La del uruguayo Horacio Quiroga pudo ser en principio una forma de escribir algo decimonónica —nació de hecho en 1878—, menos rimbombante que la de Galdós y más sencilla, pero tan llena de música… Enseguida devino en modernista. Escribió una serie de preceptos para el buen escritor que incumplió a menudo, y a pesar de que perseguía con afán la simplicidad absoluta, en varios de sus relatos abundan los adjetivos y puede parecer que peca de solemne. No importan estas contadas excepciones, la narrativa de Horacio Quiroga es asequible y elegante, resulta un autor fácil de leer.
Hay en él algo de Maupassant, de Baudelaire y de Kipling. Sus historias son a menudo terribles, casi siempre enmarcadas en ambientes salvajes y protagonizadas por caracteres límites: aventureros, pioneros, insensatos, borrachos, locos, que han de enfrentarse a un mundo hostil. Su geografía natural es el cuento. Mucho se le ha relacionado con Poe por lo tétricos que resultan algunos de ellos, salpicados a menudo de enfermedad y sufrimiento, y nunca ocultó su admiración por el bostoniano, a quien consideraba su maestro.
Algo único ocurría en la mente de Horacio Quiroga, la vida se desarrollaba ante él para que luego pudiera escribirla, pintada de una pátina que convertía cada momento en un momento dramático. De pequeño estuvo presente en el accidente de caza que mató a su padre. El horroroso espectáculo provocó que su madre, que le llevaba en brazos, le dejara caer: Horacio se golpeó contra las tablas del muelle. Fue quizás entonces que algo se recompuso en su cabeza de una cierta manera, aquella que luego le llevara escribir cuentos como El almohadón de plumas.
Fue testigo del suicidio de su padrastro, que se mató disparándose un tiro en la frente. En 1901, sus dos hermanos murieron de fiebres tifoideas; en ese mismo año, limpiando la pistola con que un íntimo amigo pretendía batirse en duelo, el arma vino a dispararse y Quiroga mató a su amigo. Su primera mujer se suicidó con veneno, después de una pelea y harta de seguirle a lo largo de sus locas aventuras por la selva.
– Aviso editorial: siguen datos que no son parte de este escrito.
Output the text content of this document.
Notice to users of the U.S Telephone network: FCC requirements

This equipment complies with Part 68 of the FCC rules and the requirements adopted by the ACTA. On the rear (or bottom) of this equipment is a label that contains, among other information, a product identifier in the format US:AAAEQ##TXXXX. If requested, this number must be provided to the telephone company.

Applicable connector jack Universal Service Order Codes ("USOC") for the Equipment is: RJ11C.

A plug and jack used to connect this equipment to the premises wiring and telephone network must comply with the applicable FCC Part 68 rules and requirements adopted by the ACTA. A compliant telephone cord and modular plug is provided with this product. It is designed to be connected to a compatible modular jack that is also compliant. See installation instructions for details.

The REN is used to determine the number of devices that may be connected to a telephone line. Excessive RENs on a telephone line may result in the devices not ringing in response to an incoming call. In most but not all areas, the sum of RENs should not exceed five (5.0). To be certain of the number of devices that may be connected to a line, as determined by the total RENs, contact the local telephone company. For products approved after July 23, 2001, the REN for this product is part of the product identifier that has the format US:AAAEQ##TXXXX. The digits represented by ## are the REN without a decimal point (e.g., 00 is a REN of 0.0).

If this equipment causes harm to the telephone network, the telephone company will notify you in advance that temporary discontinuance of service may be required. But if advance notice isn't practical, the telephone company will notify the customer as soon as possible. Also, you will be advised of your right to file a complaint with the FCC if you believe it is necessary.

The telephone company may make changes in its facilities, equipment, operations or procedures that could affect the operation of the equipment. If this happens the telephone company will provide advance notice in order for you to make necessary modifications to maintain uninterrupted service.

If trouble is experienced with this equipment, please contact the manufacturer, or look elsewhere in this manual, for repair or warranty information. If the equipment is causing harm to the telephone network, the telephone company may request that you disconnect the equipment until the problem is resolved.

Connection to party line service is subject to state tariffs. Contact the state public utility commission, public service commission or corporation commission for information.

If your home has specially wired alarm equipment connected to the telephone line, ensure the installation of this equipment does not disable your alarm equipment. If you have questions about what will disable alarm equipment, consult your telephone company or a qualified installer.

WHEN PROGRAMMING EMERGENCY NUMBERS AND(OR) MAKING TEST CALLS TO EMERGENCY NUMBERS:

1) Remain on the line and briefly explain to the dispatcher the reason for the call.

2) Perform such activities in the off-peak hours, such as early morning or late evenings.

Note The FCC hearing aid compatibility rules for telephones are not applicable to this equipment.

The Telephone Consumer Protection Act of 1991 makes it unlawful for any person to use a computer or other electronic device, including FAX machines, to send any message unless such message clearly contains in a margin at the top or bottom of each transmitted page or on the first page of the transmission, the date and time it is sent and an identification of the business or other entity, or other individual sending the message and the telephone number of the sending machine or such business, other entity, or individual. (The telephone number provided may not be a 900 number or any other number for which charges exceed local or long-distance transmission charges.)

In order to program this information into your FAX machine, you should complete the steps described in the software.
Agonizó durante ocho días.
Hay algo en los cuentos de Quiroga donde se trasluce el drama que fue su vida, un poso; pareciera que algo inquietante se mueve bajo las palabras, bajo lo que sucede en primer término. Y hasta en sus relatos más amables acecha una sombra.
Y con todo, en su literatura siempre hay poesía. En el tratamiento de sus personajes, en su forma de mirarles, de padecer con ellos las muchas vicisitudes que les acometen. Allí donde Quiroga escribe hay una gran ternura.
En España se le ha editado poco y regular (excepción hecha de una edición de Eneida en forma de dos libros muy mimados, Los desterrados e Historia de un amor turbio; y de alguna cosa sobria, discreta, en la línea de Cátedra o Seix Barral); Horacio Quiroga merece una gran recopilación, uno o varios volúmenes en donde se aglutinen todas esas historias dramáticas y bellas, todos esos personajes desaforados.
Son muy reconocidos sus Cuentos de amor, de locura y de muerte, sus Cuentos de la selva; esta vez, sin embargo, se ha querido traer una obrita quizás menor, no tan celebrada. Es difícil de encontrar, llegó a nuestras manos gracias a la cuesta de Moyano. Se trata de Los cuentos de mis hijos, en una edición de Alfaguara del año 88 con un interesante prólogo de Ángel Rama e ilustraciones de Francisco Meléndez, donde se recopilan los relatos que Quiroga ideó y escribió para contar a sus hijos. Al contrario de lo que pudiera pensarse, el suyo no se transforma aquí en un estilo infantilizado. El diablito colorado, sin ir más lejos, resulta un portento en sí mismo, en forma y fondo. Los relatos infantiles de Quiroga conservan su fuerza, en ellos permanece aquel particular sentido del drama y abundan las sombras, tan suyas, como si el autor quisiera transmitir a sus hijos una cierta visión de la vida, pues fue un padre severo que nunca les consintió la menor de las debilidades. Acaso con estos relatos quiso prepararles para los peores embates.
En el ocaso, aquejado de una dolorosa prostatitis, su segunda mujer acabó por abandonarle en la selva; se llevó consigo a la hija que tuvieron en común y quedó solo. Cuando, atormentado por los dolores, Quiroga visitó por fin al médico, se le enteró de un avanzado cáncer de próstata. Compró cianuro y acabó con su vida.
Quedan para siempre, y por fortuna, sus libros, sus cuentos, sus sombras y su sentido de la ternura.